For she speaks as one
having the authority of a deep personal experience, making no dogmatic
claims, expressing sympathy with all those who fail, but assuring her
hearers that when the moment comes for their illumination it will come,
and that it will be a veritable dayspring from on high. Earnestness is
hers of the highest and tenderest order, but also the convincing
authority of one who has found the peace which passes understanding.

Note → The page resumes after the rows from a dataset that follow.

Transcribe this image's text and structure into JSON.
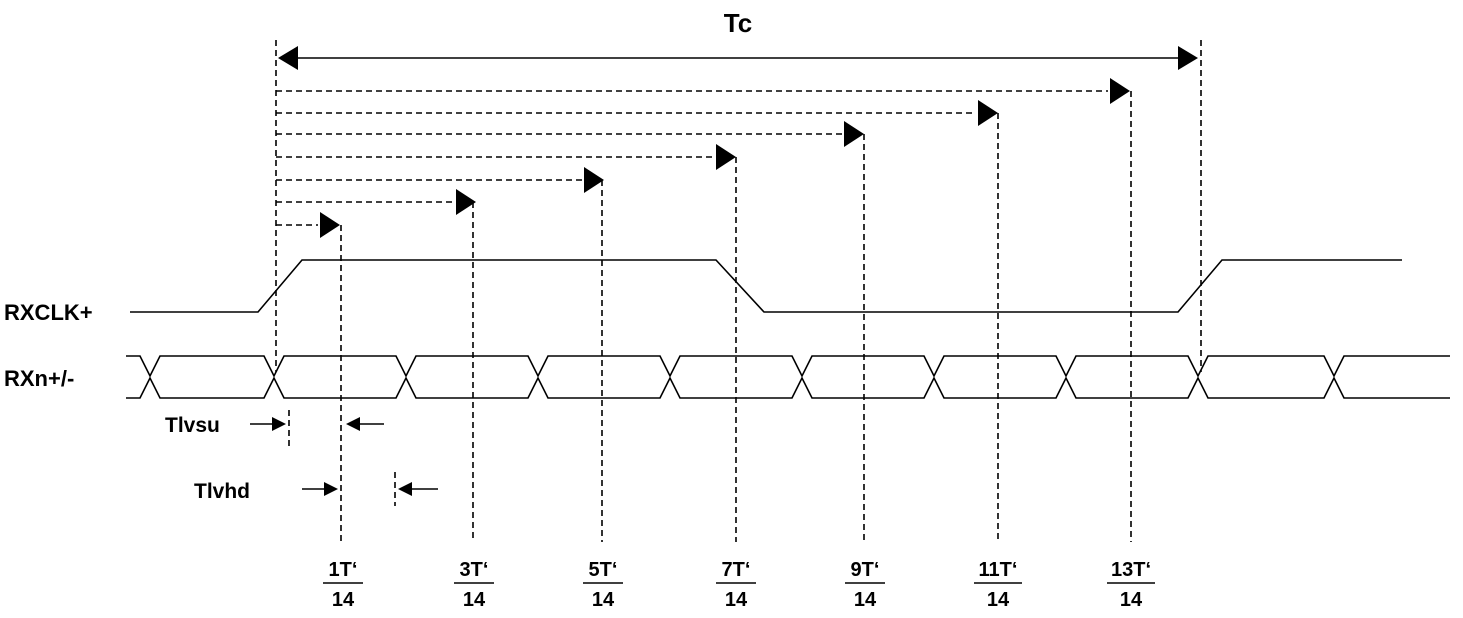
{
  "diagram": {
    "title": "Tc",
    "signals": {
      "clock_label": "RXCLK+",
      "data_label": "RXn+/-"
    },
    "setup_label": "Tlvsu",
    "hold_label": "Tlvhd",
    "sample_labels": [
      {
        "num": "1T‘",
        "den": "14"
      },
      {
        "num": "3T‘",
        "den": "14"
      },
      {
        "num": "5T‘",
        "den": "14"
      },
      {
        "num": "7T‘",
        "den": "14"
      },
      {
        "num": "9T‘",
        "den": "14"
      },
      {
        "num": "11T‘",
        "den": "14"
      },
      {
        "num": "13T‘",
        "den": "14"
      }
    ]
  }
}
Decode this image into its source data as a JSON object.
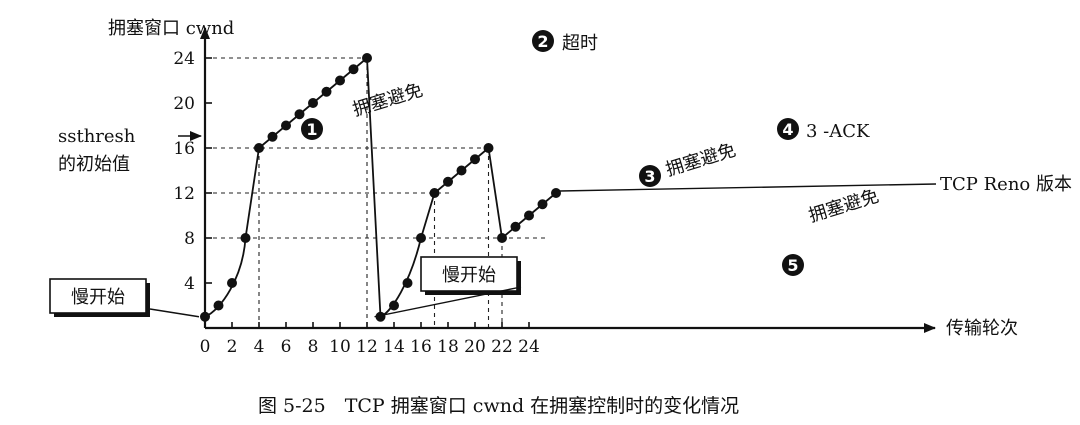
{
  "chart_data": {
    "type": "line",
    "caption": "图 5-25　TCP 拥塞窗口 cwnd 在拥塞控制时的变化情况",
    "ylabel": "拥塞窗口  cwnd",
    "xlabel": "传输轮次",
    "xticks": [
      0,
      2,
      4,
      6,
      8,
      10,
      12,
      14,
      16,
      18,
      20,
      22,
      24
    ],
    "yticks": [
      4,
      8,
      12,
      16,
      20,
      24
    ],
    "xlim": [
      0,
      27
    ],
    "ylim": [
      0,
      26
    ],
    "grid": false,
    "x": [
      0,
      1,
      2,
      3,
      4,
      5,
      6,
      7,
      8,
      9,
      10,
      11,
      12,
      13,
      14,
      15,
      16,
      17,
      18,
      19,
      20,
      21,
      22,
      23,
      24,
      25,
      26
    ],
    "series": [
      {
        "values": [
          1,
          2,
          4,
          8,
          16,
          17,
          18,
          19,
          20,
          21,
          22,
          23,
          24,
          1,
          2,
          4,
          8,
          12,
          13,
          14,
          15,
          16,
          8,
          9,
          10,
          11,
          12
        ]
      }
    ],
    "ssthresh_label": "ssthresh\n的初始值",
    "markers": [
      {
        "num": "1",
        "text": ""
      },
      {
        "num": "2",
        "text": "超时"
      },
      {
        "num": "3",
        "text": ""
      },
      {
        "num": "4",
        "text": "3 -ACK"
      },
      {
        "num": "5",
        "text": ""
      }
    ],
    "phase_labels": [
      "拥塞避免",
      "拥塞避免",
      "拥塞避免"
    ],
    "slow_start_boxes": [
      "慢开始",
      "慢开始"
    ],
    "version_label": "TCP Reno 版本"
  }
}
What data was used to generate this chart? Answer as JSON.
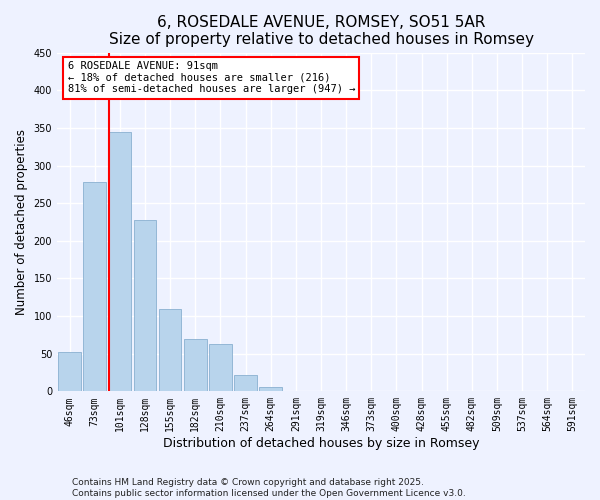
{
  "title": "6, ROSEDALE AVENUE, ROMSEY, SO51 5AR",
  "subtitle": "Size of property relative to detached houses in Romsey",
  "xlabel": "Distribution of detached houses by size in Romsey",
  "ylabel": "Number of detached properties",
  "bar_color": "#b8d4ec",
  "bar_edge_color": "#8ab0d0",
  "categories": [
    "46sqm",
    "73sqm",
    "101sqm",
    "128sqm",
    "155sqm",
    "182sqm",
    "210sqm",
    "237sqm",
    "264sqm",
    "291sqm",
    "319sqm",
    "346sqm",
    "373sqm",
    "400sqm",
    "428sqm",
    "455sqm",
    "482sqm",
    "509sqm",
    "537sqm",
    "564sqm",
    "591sqm"
  ],
  "values": [
    52,
    278,
    345,
    228,
    110,
    70,
    63,
    22,
    6,
    0,
    0,
    0,
    0,
    0,
    0,
    0,
    0,
    0,
    0,
    0,
    1
  ],
  "red_line_index": 2,
  "ylim": [
    0,
    450
  ],
  "yticks": [
    0,
    50,
    100,
    150,
    200,
    250,
    300,
    350,
    400,
    450
  ],
  "annotation_text_line1": "6 ROSEDALE AVENUE: 91sqm",
  "annotation_text_line2": "← 18% of detached houses are smaller (216)",
  "annotation_text_line3": "81% of semi-detached houses are larger (947) →",
  "footer_line1": "Contains HM Land Registry data © Crown copyright and database right 2025.",
  "footer_line2": "Contains public sector information licensed under the Open Government Licence v3.0.",
  "background_color": "#eef2ff",
  "grid_color": "#ffffff",
  "title_fontsize": 11,
  "tick_fontsize": 7,
  "footer_fontsize": 6.5,
  "xlabel_fontsize": 9,
  "ylabel_fontsize": 8.5
}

She has spoken to me with sympathy of Mr. Studdert-Kennedy, whose
trench-like methods in the pulpit are thoroughly distasteful to a great
number of people. It is characteristic of Miss Royden that she should
fasten on the real cause of this violence. "I don't like jargon," she
said, "particularly the jargon of Christian Science and Theosophy. I
love English literature too much for that; and I don't like slang,
particularly slang of a brutal order; but I feel a deep sympathy with
anybody who is trying, as Mr. Studdert-Kennedy is trying, to put life
and power into institutionalism. It wants it so badly--oh, so very
badly--life, life, life and power."
Of one whose scholarship greatly impresses her, and for whose spiritual
life she has true respect, but whose theology fills her soul with dark
shadows and cold shudders, she exclaimed, as though it were her own
fault for not understanding him, "It is as if God were dead!"
Always she wants Christianity as life and power.